The Three Steps To Saving PPP
The first easy change, Speight noted, is simply to replace the nebulous categories around the ability to repay, which is extremely hard to determine, and place some bright lines in place that are easier to determine. If a firm can demonstrate that it used the funds to keep people on its payroll in the two months outlined in the loan, that’s sufficient to eliminate the need for an audit, regardless of the size of the loan. The purpose of the program, as indicated by its name, was to do precisely that, and if businesses did that, they should be able to keep the money.

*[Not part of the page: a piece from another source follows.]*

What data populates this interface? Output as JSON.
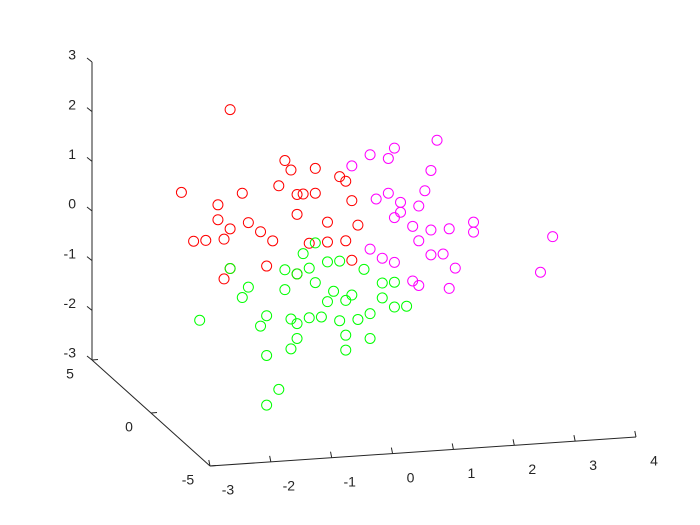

The second obvious change, Edwards and Rinearson noted, is simply to take the threat of criminal investigation or prosecution off the table. There are actual fraudsters who have attempted to take advantage of the program by pretending to have employees and the most serious consequences should be reserved for real malicious bad actors. People trying to save their businesses and acting in good faith haven’t committed a crime, they noted, and don’t deserve to be treated like criminals because they attempted to use a program advertised as helping them avoid furloughing their workforce.
Finally, Edwards noted, if the end-goal is to make sure that only small businesses teetering on the edge of survival participate in the PPP as grant recipients and that larger firms with stronger income streams and durability shouldn’t be given what could be a windfall, so be it. For those firms, eliminate the forgiveness for all of it. Most, he noted, like Ingo will be absolutely delighted to pay interest on those monies, in exchange for having certainty about their cash flow.
“If you told these companies that they had to pay back the [PPP] loan, because they, in theory, had access to capital with deep-pocketed board members, I am sure that everyone would say OK, fine, we’ll pay it back. The government gave us immediate access to money during a time where we probably would have to spend months trying to find that money, which would have defeated the purpose. Being asked to just pay it, that would be a great outcome.” Edwards emphasized.
In fact, it would be a better outcome for everyone, as more businesses who needed the money now would likely apply for it. The government would likely recoup some of the massive buckets of funds it has just given out and many employees who might not otherwise stay fully employed during this time will likely do so — something everyone wants when the pandemic ends and recovery begins.